The announcement was made at the U.N. donor conference on Haiti by Bonnie McElveen-Hunter, Chairman of the Board of the American Red Cross, who today represented the International Federation.
“It is with admiration and awe that we have witnessed the courage and resourcefulness of the Haitian people under the most difficult of circumstances,” said McElveen-Hunter during her prepared remarks. “And we feel privileged that so many donors and the public around the world have entrusted the Red Cross and Red Crescent to spend their money to achieve an effective recovery for the people of Haiti.”
Since the earthquake, hundreds of aid workers from over 30 National Red Cross and Red Crescent Societies have been working on the ground in close collaboration with the Haitian National Red Cross Society to provide a range of services including: emergency medical care, hospital services, disease prevention, relief goods, psychological support, food, emergency shelter, safe water, and sanitation.

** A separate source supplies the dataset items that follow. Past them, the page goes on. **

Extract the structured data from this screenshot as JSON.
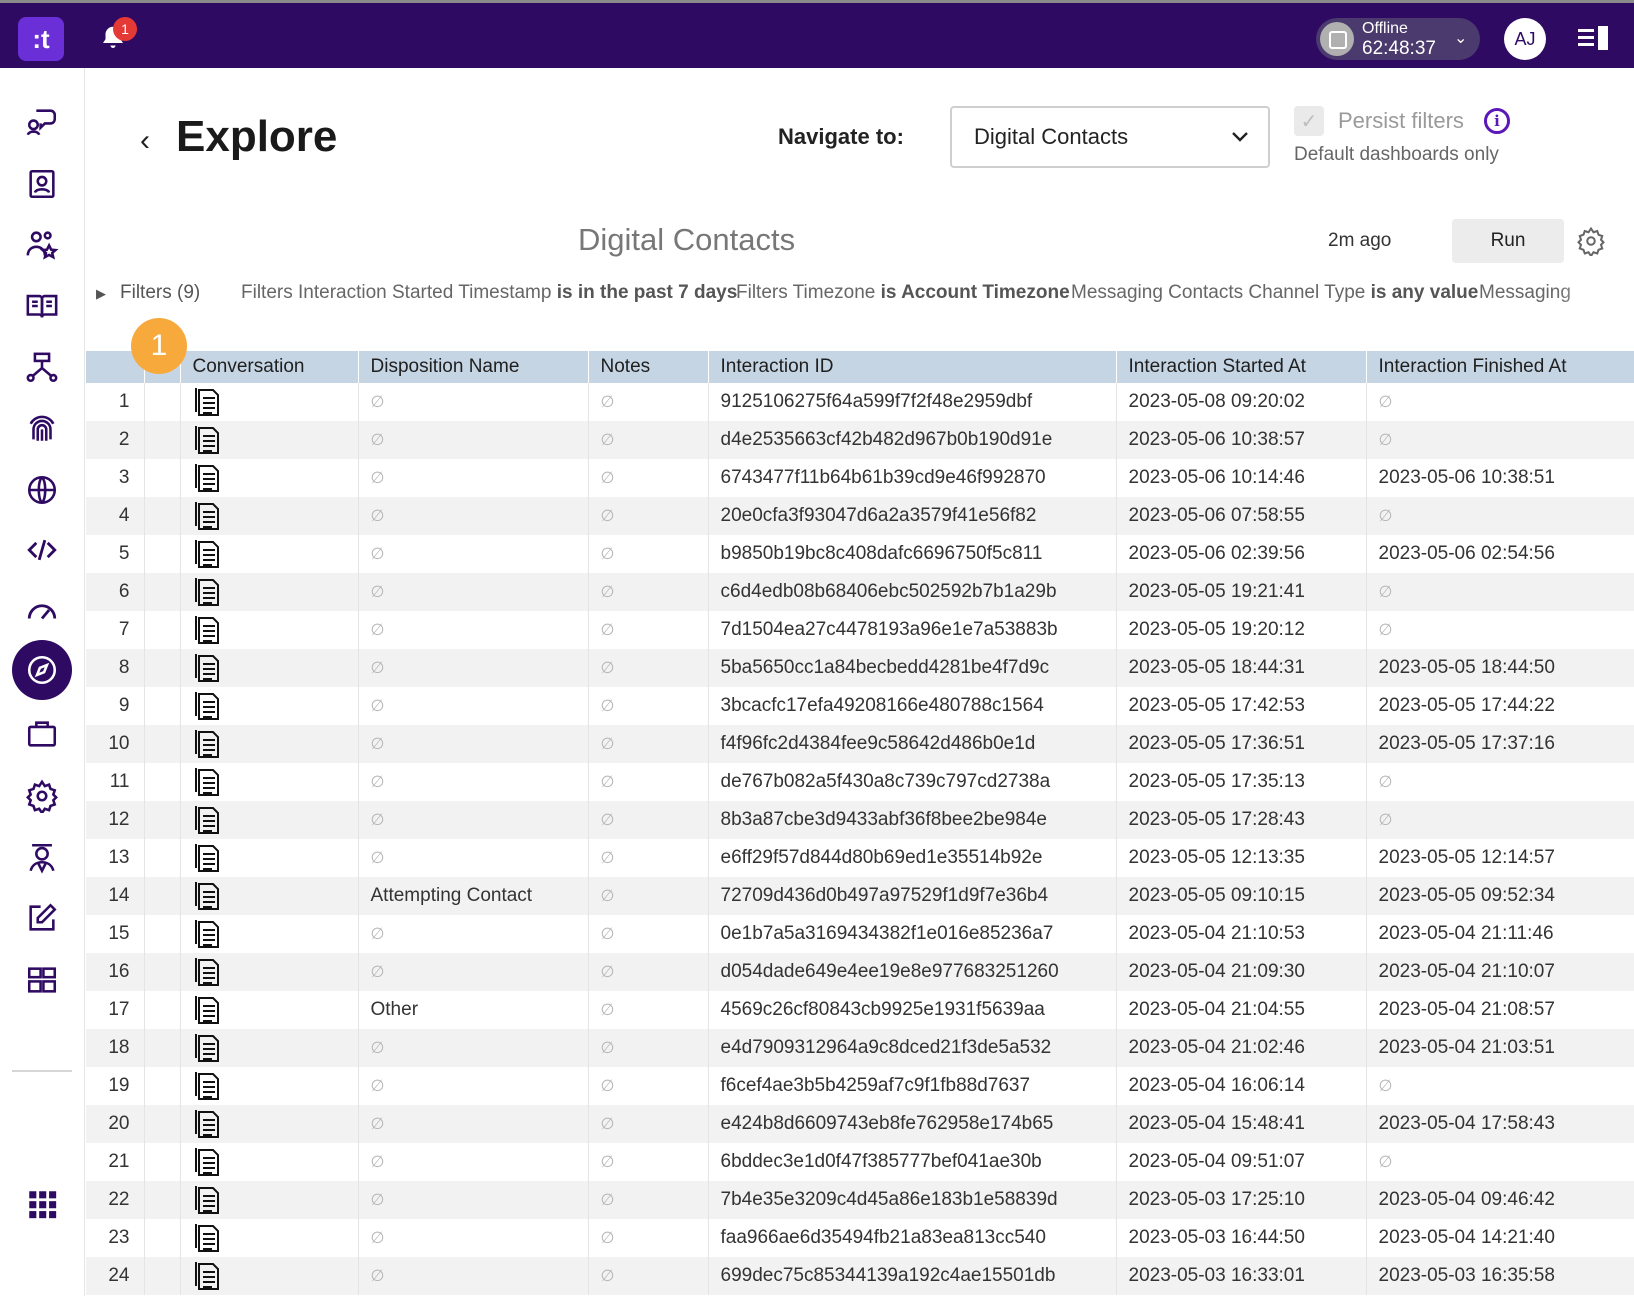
{
  "topbar": {
    "logo_text": ":t",
    "notification_count": "1",
    "status_label": "Offline",
    "status_timer": "62:48:37",
    "avatar_initials": "AJ"
  },
  "sidebar": {
    "items": [
      {
        "icon": "conversations-icon"
      },
      {
        "icon": "contacts-icon"
      },
      {
        "icon": "teams-icon"
      },
      {
        "icon": "knowledge-book-icon"
      },
      {
        "icon": "workflow-icon"
      },
      {
        "icon": "fingerprint-icon"
      },
      {
        "icon": "globe-icon"
      },
      {
        "icon": "code-icon"
      },
      {
        "icon": "gauge-icon"
      },
      {
        "icon": "explore-compass-icon",
        "active": true
      },
      {
        "icon": "briefcase-icon"
      },
      {
        "icon": "settings-gear-icon"
      },
      {
        "icon": "agent-icon"
      },
      {
        "icon": "edit-icon"
      },
      {
        "icon": "dashboard-grid-icon"
      }
    ],
    "apps_icon": "apps-grid-icon"
  },
  "header": {
    "title": "Explore",
    "navigate_label": "Navigate to:",
    "navigate_value": "Digital Contacts",
    "persist_label": "Persist filters",
    "persist_sub": "Default dashboards only"
  },
  "dashboard": {
    "title": "Digital Contacts",
    "updated": "2m ago",
    "run_label": "Run",
    "filters_label": "Filters (9)",
    "filters": [
      {
        "field": "Filters Interaction Started Timestamp",
        "condition": "is in the past 7 days"
      },
      {
        "field": "Filters Timezone",
        "condition": "is Account Timezone"
      },
      {
        "field": "Messaging Contacts Channel Type",
        "condition": "is any value"
      },
      {
        "field": "Messaging",
        "condition": ""
      }
    ]
  },
  "callout": "1",
  "table": {
    "columns": [
      "",
      "",
      "Conversation",
      "Disposition Name",
      "Notes",
      "Interaction ID",
      "Interaction Started At",
      "Interaction Finished At"
    ],
    "null_symbol": "∅",
    "rows": [
      {
        "n": "1",
        "disposition": "∅",
        "notes": "∅",
        "id": "9125106275f64a599f7f2f48e2959dbf",
        "started": "2023-05-08 09:20:02",
        "finished": "∅"
      },
      {
        "n": "2",
        "disposition": "∅",
        "notes": "∅",
        "id": "d4e2535663cf42b482d967b0b190d91e",
        "started": "2023-05-06 10:38:57",
        "finished": "∅"
      },
      {
        "n": "3",
        "disposition": "∅",
        "notes": "∅",
        "id": "6743477f11b64b61b39cd9e46f992870",
        "started": "2023-05-06 10:14:46",
        "finished": "2023-05-06 10:38:51"
      },
      {
        "n": "4",
        "disposition": "∅",
        "notes": "∅",
        "id": "20e0cfa3f93047d6a2a3579f41e56f82",
        "started": "2023-05-06 07:58:55",
        "finished": "∅"
      },
      {
        "n": "5",
        "disposition": "∅",
        "notes": "∅",
        "id": "b9850b19bc8c408dafc6696750f5c811",
        "started": "2023-05-06 02:39:56",
        "finished": "2023-05-06 02:54:56"
      },
      {
        "n": "6",
        "disposition": "∅",
        "notes": "∅",
        "id": "c6d4edb08b68406ebc502592b7b1a29b",
        "started": "2023-05-05 19:21:41",
        "finished": "∅"
      },
      {
        "n": "7",
        "disposition": "∅",
        "notes": "∅",
        "id": "7d1504ea27c4478193a96e1e7a53883b",
        "started": "2023-05-05 19:20:12",
        "finished": "∅"
      },
      {
        "n": "8",
        "disposition": "∅",
        "notes": "∅",
        "id": "5ba5650cc1a84becbedd4281be4f7d9c",
        "started": "2023-05-05 18:44:31",
        "finished": "2023-05-05 18:44:50"
      },
      {
        "n": "9",
        "disposition": "∅",
        "notes": "∅",
        "id": "3bcacfc17efa49208166e480788c1564",
        "started": "2023-05-05 17:42:53",
        "finished": "2023-05-05 17:44:22"
      },
      {
        "n": "10",
        "disposition": "∅",
        "notes": "∅",
        "id": "f4f96fc2d4384fee9c58642d486b0e1d",
        "started": "2023-05-05 17:36:51",
        "finished": "2023-05-05 17:37:16"
      },
      {
        "n": "11",
        "disposition": "∅",
        "notes": "∅",
        "id": "de767b082a5f430a8c739c797cd2738a",
        "started": "2023-05-05 17:35:13",
        "finished": "∅"
      },
      {
        "n": "12",
        "disposition": "∅",
        "notes": "∅",
        "id": "8b3a87cbe3d9433abf36f8bee2be984e",
        "started": "2023-05-05 17:28:43",
        "finished": "∅"
      },
      {
        "n": "13",
        "disposition": "∅",
        "notes": "∅",
        "id": "e6ff29f57d844d80b69ed1e35514b92e",
        "started": "2023-05-05 12:13:35",
        "finished": "2023-05-05 12:14:57"
      },
      {
        "n": "14",
        "disposition": "Attempting Contact",
        "notes": "∅",
        "id": "72709d436d0b497a97529f1d9f7e36b4",
        "started": "2023-05-05 09:10:15",
        "finished": "2023-05-05 09:52:34"
      },
      {
        "n": "15",
        "disposition": "∅",
        "notes": "∅",
        "id": "0e1b7a5a3169434382f1e016e85236a7",
        "started": "2023-05-04 21:10:53",
        "finished": "2023-05-04 21:11:46"
      },
      {
        "n": "16",
        "disposition": "∅",
        "notes": "∅",
        "id": "d054dade649e4ee19e8e977683251260",
        "started": "2023-05-04 21:09:30",
        "finished": "2023-05-04 21:10:07"
      },
      {
        "n": "17",
        "disposition": "Other",
        "notes": "∅",
        "id": "4569c26cf80843cb9925e1931f5639aa",
        "started": "2023-05-04 21:04:55",
        "finished": "2023-05-04 21:08:57"
      },
      {
        "n": "18",
        "disposition": "∅",
        "notes": "∅",
        "id": "e4d7909312964a9c8dced21f3de5a532",
        "started": "2023-05-04 21:02:46",
        "finished": "2023-05-04 21:03:51"
      },
      {
        "n": "19",
        "disposition": "∅",
        "notes": "∅",
        "id": "f6cef4ae3b5b4259af7c9f1fb88d7637",
        "started": "2023-05-04 16:06:14",
        "finished": "∅"
      },
      {
        "n": "20",
        "disposition": "∅",
        "notes": "∅",
        "id": "e424b8d6609743eb8fe762958e174b65",
        "started": "2023-05-04 15:48:41",
        "finished": "2023-05-04 17:58:43"
      },
      {
        "n": "21",
        "disposition": "∅",
        "notes": "∅",
        "id": "6bddec3e1d0f47f385777bef041ae30b",
        "started": "2023-05-04 09:51:07",
        "finished": "∅"
      },
      {
        "n": "22",
        "disposition": "∅",
        "notes": "∅",
        "id": "7b4e35e3209c4d45a86e183b1e58839d",
        "started": "2023-05-03 17:25:10",
        "finished": "2023-05-04 09:46:42"
      },
      {
        "n": "23",
        "disposition": "∅",
        "notes": "∅",
        "id": "faa966ae6d35494fb21a83ea813cc540",
        "started": "2023-05-03 16:44:50",
        "finished": "2023-05-04 14:21:40"
      },
      {
        "n": "24",
        "disposition": "∅",
        "notes": "∅",
        "id": "699dec75c85344139a192c4ae15501db",
        "started": "2023-05-03 16:33:01",
        "finished": "2023-05-03 16:35:58"
      }
    ]
  }
}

As part of that work, the International Federation has also served as a convener of the “shelter cluster,” which is coordinating the work of approximately 50 aid organizations and the United Nations on providing shelter and non-food items.
The Red Cross Red Crescent and other organizations have distributed hundreds of thousands of tarps and tents to more than 1 million people or roughly 75 percent of the estimated 1.3 million survivors without a place to live following the earthquake. Efforts are on track to get tarps or tents to the remainder by May 1st.
But with spring rains set to officially begin April 1st, the International Federation called for cleared land outside the flood plains to be made available as quickly as possible to give people in makeshift camps a safe place to live until transitional or permanent shelters can be built.
“We are making an urgent appeal today for more land to be made available immediately so that people who want to leave these improvised settlements can do so before they are flooded out,” said McElveen-Hunter. “Appropriate shelter is critical for the safety and human dignity of earthquake survivors and there must be a commitment to scale up operations for debris removal.”
The International Federation also urged governments and non-governmental actors, international and domestic Haitian organizations to work together to provide adequate shelter to those in need as quickly as possible.
In the interim, the International Federation has been working to increase the disaster preparedness of communities through education and other risk reducing activities.
Collectively, more than 80 National Red Cross and Red Crescent Societies have raised more than $700 million for earthquake relief, recovery and reconstruction since January 12. At the end of April, the Red Cross network will hold its own meeting to finalize a longer-term spending plan for Haiti’s recovery and reconstruction.
“We are all aware of the immense challenges that lie before us not the least of which is because the earthquake affected virtually every segment of Haitian society; and all are in desperate need of assistance in order to achieve long-term, sustained recovery,” said McElveen-Hunter.